Manchmal stöhnte Oskar innerlich, wenn Jakob mal wieder eine Frau ansah, als sei sie die Wiedergeburt der Jungfrau Maria oder mit einem Verdächtigen redete, als sei der sein einziger Bruder. Jakobs Ich-Welt-Grenze hatte ein riesengroßes Loch. Er war den Menschen nah, kannte keine Distanz, und durch das Grenzloch polterten ungefragt Ganoven, jede Menge Mordopfer, einige Täter, eine hübsche Ladung knackiger Frauen und ab und an ein Brandenburger Wolf.

Auf einem Neuköllner Spielplatz hätte der wehrlose Jakob hoffnungslos den Kürzeren gezogen.

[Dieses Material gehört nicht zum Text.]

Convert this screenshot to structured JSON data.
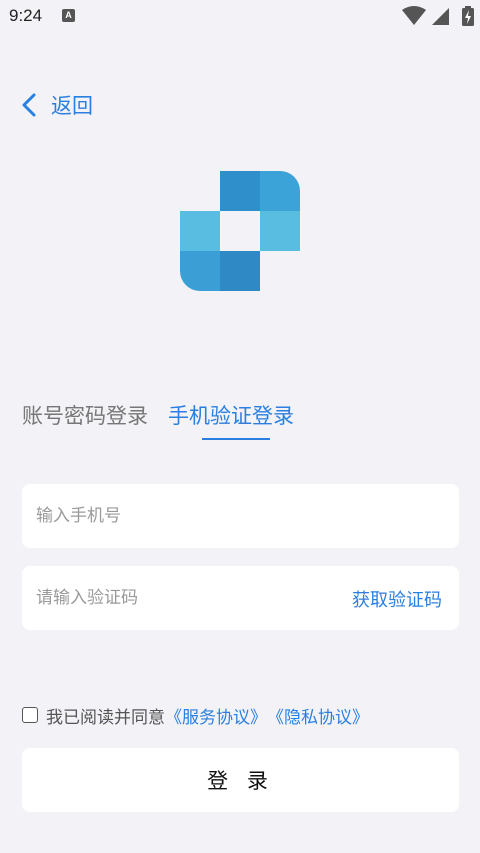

Aber vielleicht hätten sich auch alle tätowierten Brüllaffen um ihn versammelt, wären lammfromm auf den Boden gesunken und hätten ihm, dem großen Mann, der sich zu ihnen hinunterbeugte und sie verstand, ihre wilden Leben erzählt.

Es war egal, ob Oskar Blum, der Neuköllner Currywurstverdrücker, verstand, was Jakob umtrieb, warum er sich immer wieder in andere Seelen vertiefen mußte und dadurch kein Fettnäpfchen ausließ. Er liebte diesen lattenlangen Träumer, und er war vom ersten Aufeinandertreffen bis zum Familiengrab sein bester Freund.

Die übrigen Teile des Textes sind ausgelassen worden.